Washington: Indo-US ties need more momentum in some areas, according to President Barack Obama, who is still "proud of the progress" made in strengthening them.
Was the warmth in the relations "fading", the US leader was asked during an interview here.
"Yes, it`s true that in some areas we would have liked to see more momentum. Still, I`m proud of the progress we`ve made, and I think that the relationship between the United States and India is stronger, broader and deeper that it has ever been," he said.
Indicating a possible end to the longstanding denial of sophisticated dual use technology to India, Obama said the US Defence Department was working to sort it out.
He maintained that such technology, involving items which have civil and military use, was being given to India and that Pentagon "is working to address those occasional cases where we do not".
Acknowledging that there were "benefits" of providing such technology to New Delhi, Obama said "Given all the interests and values we share, I`m confident that we can continue to work through any differences."

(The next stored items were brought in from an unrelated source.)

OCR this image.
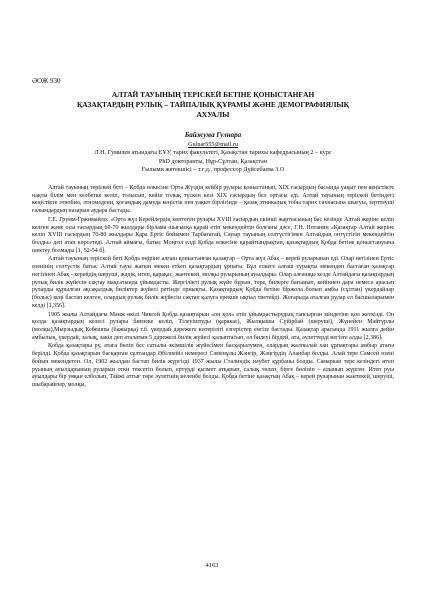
ӘОЖ 930
АЛТАЙ ТАУЫНЫҢ ТЕРІСКЕЙ БЕТІНЕ ҚОНЫСТАНҒАН
ҚАЗАҚТАРДЫҢ РУЛЫҚ – ТАЙПАЛЫҚ ҚҰРАМЫ ЖӘНЕ ДЕМОГРАФИЯЛЫҚ
АХУАЛЫ
Байжума Гулнара
Gulnar555@mail.ru
Л.Н. Гумилев атындағы ЕҰУ, тарих факультеті, Қазақстан тарихы кафедрасының 2 – курс
PhD докторанты, Нұр-Сұлтан, Қазақстан
Ғылыми жетекшісі – т.ғ.д., профессор Дүйсебаева З.О

Алтай тауының теріскей беті – Қобда өлкесіне Орта Жүздің кейбір рулары қоныстанып, XIX ғасырдың басында уақыт пен кеңістікте нақты білім мен келбетке келіп, толысып, кейін толық түскен кезі XIX ғасырдың бел ортасы еді. Алтай тауының теріскей бетіндегі кеңістікте этнобио, этномәдени, қоғамдық дамуда кеңістік пен уақыт бірлігінде – қазақ этникалық тобы тарих сахнасына шығуы, зерттеуші ғалымдардың назарын аудара бастады.

Г.Е. Грумм-Гржимайло: «Орта жүз Керейлердің көптеген рулары XVIII ғасырдың екінші жартысының бас кезінде Алтай жеріне келіп келген және осы ғасырдың 60-70 жылдары бірлама шығысқа қарай етіп мекендейтін болғаны дәсе, Г.Н. Потанин «Қазақтар Алтай жеріне келіп XVIII ғасырдың 70-80 жылдары Қара Ертіс бойымен Тарбағатай, Сауыр тауының солтүстігімен Алтайдың онтүстігін мекендейтін болды» деп атап көрсетеді. Алтай аймағы, батыс Моңғол елді Қобда өлкесіне қарайтындықтан, қазақтардың Қобда бетіне қоныстануына шектеу болмады [1, 52-54 б].

Алтай тауының теріскей беті Қобда өңіріне алғаш қоныстанған қазақтар – Орта жүз Абақ – керей руларынан еді. Олар негізінен Ертіс өзенінің солтүстік батыс Алтай тауы жағын мекен етken қазақтардың ұрпағы. Бұл елкеге алғаш турақты мекендеп бастаған қазақтар негізінен Абақ - керейдің шеруші, жәдік, итеп, қарақас, жантекей, молқы руларының ауылдары. Олар алғашқы кезде Алтайдағы қазақтардың рулық билік жүйесін сақтау мақсатында үйымдасты. Жергілікті рулық жүйе бұрын, тере, билерге бағынып, кейіннен дара немесе арасып руларды құрылған ақсақалдық биліктер жүйесі ретінде орнықты. Қазақтардың Қобда бетіне біржола болып амбы (сұлтан) үкердайлар (болыс) кеңі бастап келген, олардың рулық билік жүйесін сақтап қалуға ерекше ықпал тиетейді. Жоғарыда аталған рулар ел басшыларымен келді [1,356].

1905 жылы Алтайдағы Манж өкілі Чиксей Қобда қазақтарын «он қол» етіп ұйымдастырудың тапсырған міндетіне қол жеткізді. Он қолда қазақтардың келесі рулары бипзеке келіп, Тілеуіштуды (қаракас), Жылқышы Сүйірбай (шеруші), Жүнейен Майтүрлы (молқы),Мырзыдық Кебешпы (бажырқа) т.б. үкердай дәрежеге көтерілігі езгерістер енгізе бастады. Қазақтар арасында 1911 жылға дейін амбылық, үкердай, залық, закіл деп аталатын 5 дәрежелі билік жүйесі қалыптасып, ол билеуі бірдей, ата, әулеттерді негізге алды [2,386].

Қобда қазақтары ру, атаға бөліп бес сатылы әкімшілік жүйесімен басқарылумен, олардың жалпылай хан ұрпақтары амбыр атағы берілді. Қобда қазақтарын басқарған сұлтандар Әбілпейіз немересі Сәменұлы Жәнгір, Жәңгірдің Алаңбар болды. Алай тере Самсей өзені бойын мекендеген. Ол, 1902 жылдан бастап билік жүргізді 1937 жылы Сталиндік нәубет құрбаны болды. Самаркан тере кезіндегі итеп руының ауылдарының руларын отки тексетіп болып, ертүрді қызмет атқарып, салық төлеп, бірге бөлініп – алынып жүрген. Итеп руы ауылдары бір уяқан елболып, Тайжі аттығ төре әулетінің иеленбе болды. Қобда бетіне қазақтың Абақ – керей руларынан жантекей, шеруші, шыбарайғыр, молқы,

4163
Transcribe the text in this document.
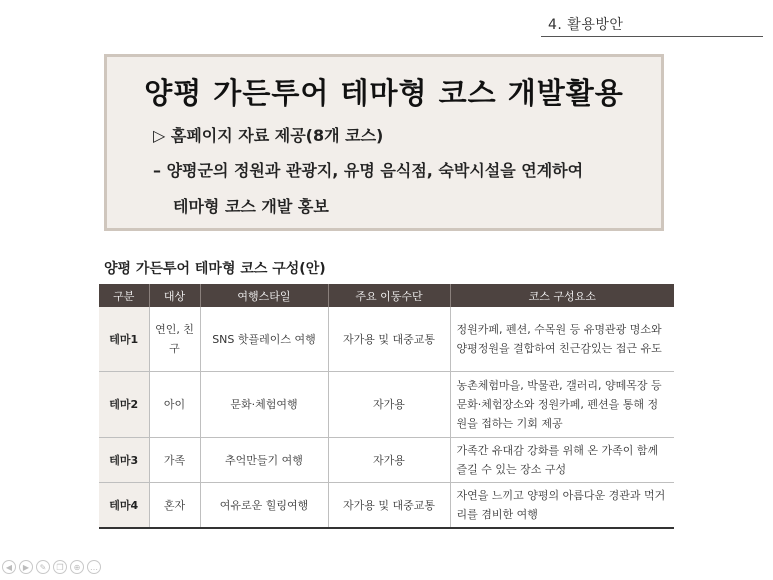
4. 활용방안
양평 가든투어 테마형 코스 개발활용
▷ 홈페이지 자료 제공(8개 코스)
– 양평군의 정원과 관광지, 유명 음식점, 숙박시설을 연계하여
테마형 코스 개발 홍보
양평 가든투어 테마형 코스 구성(안)
구분	대상	여행스타일	주요 이동수단	코스 구성요소
테마1	연인, 친구	SNS 핫플레이스 여행	자가용 및 대중교통	정원카페, 펜션, 수목원 등 유명관광 명소와 양평정원을 결합하여 친근감있는 접근 유도
테마2	아이	문화·체험여행	자가용	농촌체험마을, 박물관, 갤러리, 양떼목장 등 문화·체험장소와 정원카페, 펜션을 통해 정원을 접하는 기회 제공
테마3	가족	추억만들기 여행	자가용	가족간 유대감 강화를 위해 온 가족이 함께 즐길 수 있는 장소 구성
테마4	혼자	여유로운 힐링여행	자가용 및 대중교통	자연을 느끼고 양평의 아름다운 경관과 먹거리를 겸비한 여행
◀	▶	✎	❐	⊕	…
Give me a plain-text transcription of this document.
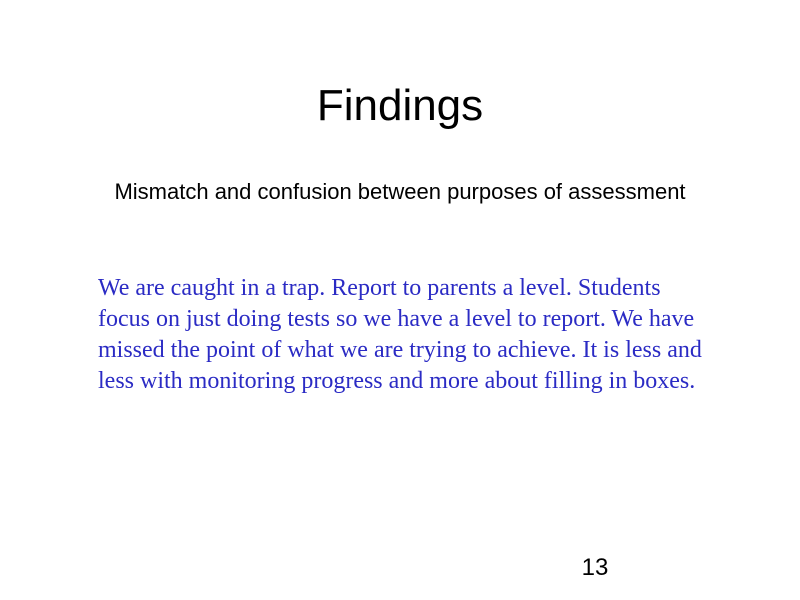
Findings

Mismatch and confusion between purposes of assessment

We are caught in a trap. Report to parents a level. Students focus on just doing tests so we have a level to report. We have missed the point of what we are trying to achieve. It is less and less with monitoring progress and more about filling in boxes.

13
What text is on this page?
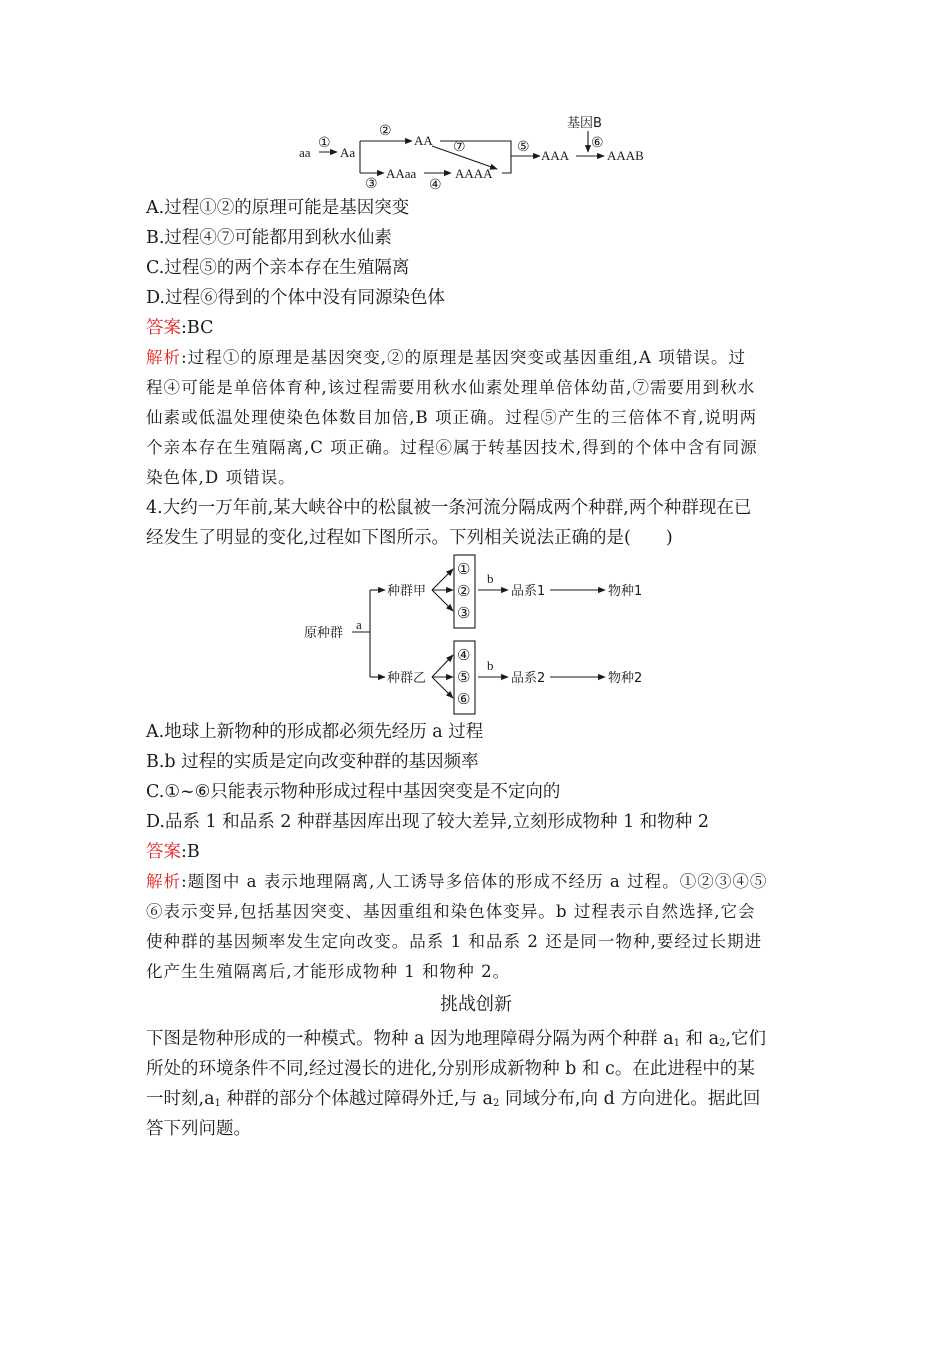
基因B
aa Aa
AA
AAaa	AAAA
AAA	AAAB
①
②
③	④
⑤	⑥
⑦
A.过程①②的原理可能是基因突变
B.过程④⑦可能都用到秋水仙素
C.过程⑤的两个亲本存在生殖隔离
D.过程⑥得到的个体中没有同源染色体
答案:BC
解析:过程①的原理是基因突变,②的原理是基因突变或基因重组,A 项错误。过
程④可能是单倍体育种,该过程需要用秋水仙素处理单倍体幼苗,⑦需要用到秋水
仙素或低温处理使染色体数目加倍,B 项正确。过程⑤产生的三倍体不育,说明两
个亲本存在生殖隔离,C 项正确。过程⑥属于转基因技术,得到的个体中含有同源
染色体,D 项错误。
4.大约一万年前,某大峡谷中的松鼠被一条河流分隔成两个种群,两个种群现在已
经发生了明显的变化,过程如下图所示。下列相关说法正确的是(　　)
原种群
a
种群甲
种群乙
b
b
品系1
品系2
物种1
物种2
①
②
③
④
⑤
⑥
A.地球上新物种的形成都必须先经历 a 过程
B.b 过程的实质是定向改变种群的基因频率
C.①~⑥只能表示物种形成过程中基因突变是不定向的
D.品系 1 和品系 2 种群基因库出现了较大差异,立刻形成物种 1 和物种 2
答案:B
解析:题图中 a 表示地理隔离,人工诱导多倍体的形成不经历 a 过程。①②③④⑤
⑥表示变异,包括基因突变、基因重组和染色体变异。b 过程表示自然选择,它会
使种群的基因频率发生定向改变。品系 1 和品系 2 还是同一物种,要经过长期进
化产生生殖隔离后,才能形成物种 1 和物种 2。
挑战创新
下图是物种形成的一种模式。物种 a 因为地理障碍分隔为两个种群 $a_1$ 和 $a_2$,它们
所处的环境条件不同,经过漫长的进化,分别形成新物种 b 和 c。在此进程中的某
一时刻$,a_1$ 种群的部分个体越过障碍外迁,与 $a_2$ 同域分布,向 d 方向进化。据此回
答下列问题。
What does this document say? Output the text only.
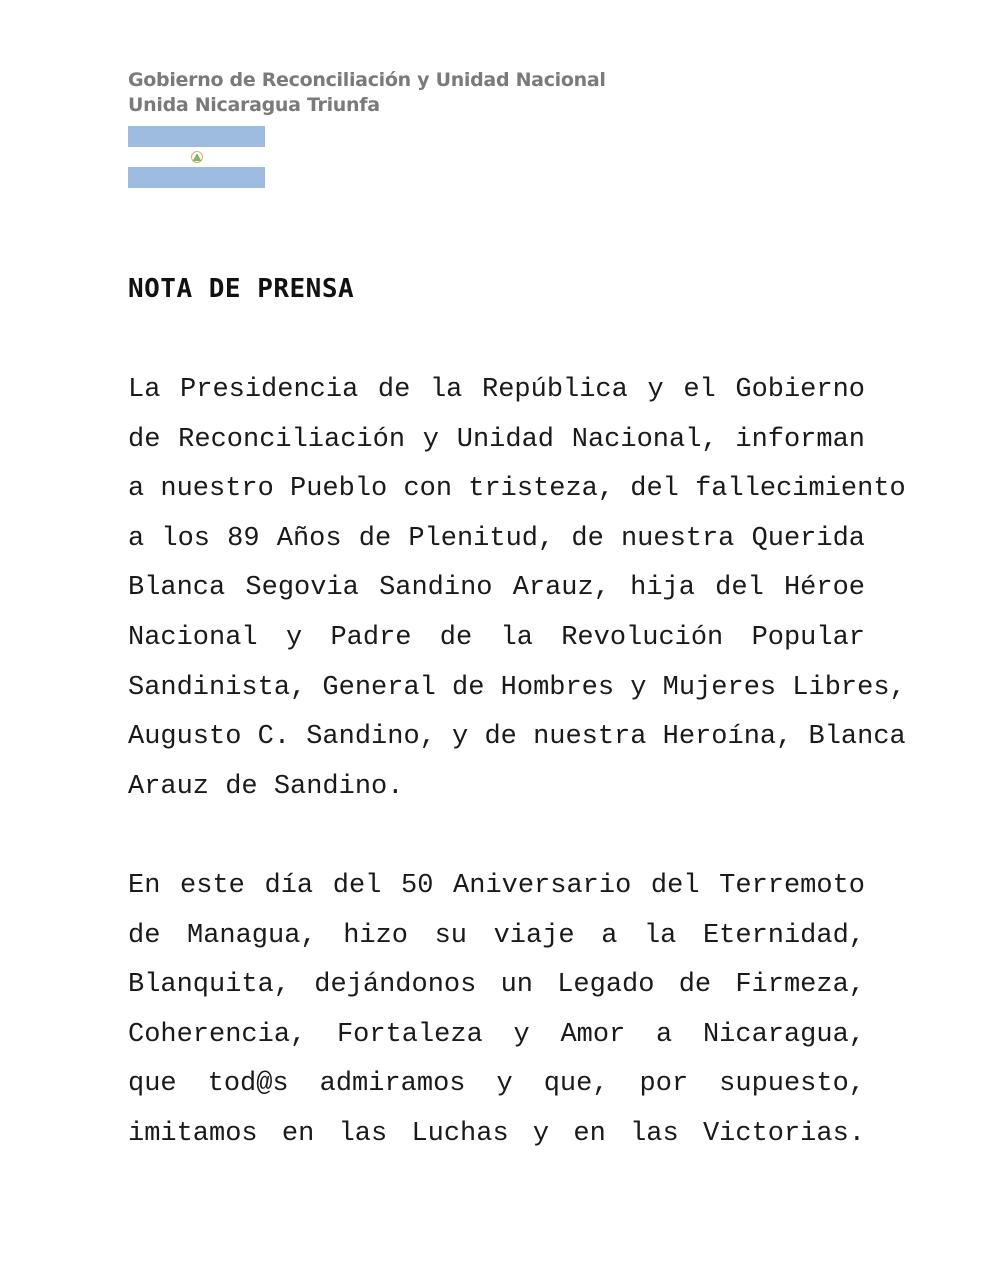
Gobierno de Reconciliación y Unidad Nacional
Unida Nicaragua Triunfa
NOTA DE PRENSA
La Presidencia de la República y el Gobierno
de Reconciliación y Unidad Nacional, informan
a nuestro Pueblo con tristeza, del fallecimiento
a los 89 Años de Plenitud, de nuestra Querida
Blanca Segovia Sandino Arauz, hija del Héroe
Nacional y Padre de la Revolución Popular
Sandinista, General de Hombres y Mujeres Libres,
Augusto C. Sandino, y de nuestra Heroína, Blanca
Arauz de Sandino.
En este día del 50 Aniversario del Terremoto
de Managua, hizo su viaje a la Eternidad,
Blanquita, dejándonos un Legado de Firmeza,
Coherencia, Fortaleza y Amor a Nicaragua,
que tod@s admiramos y que, por supuesto,
imitamos en las Luchas y en las Victorias.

Obama`s assurance comes in the backdrop of bickering between the two countries over dual use technology which has been denied to India for decades, particularly after it was put on the so-called entities list.
Denial of such technology has hit India`s defence and space programmes amid fears in certain circles in the US that the sophisticated technology may be misused for military purposes, particularly nuclear weapons programme.
After Obama`s India visit in 2010 the US government had announced the removal of 9 Indian space and defence-related organisations from the entities list.
However, the chief of the Defence Research and Development Organisation (DRDO) V K Saraswat went public recently with the complaint that though the embargo had been lifted nothing had changed "in practice". There had not been even a 10 per cent implementation.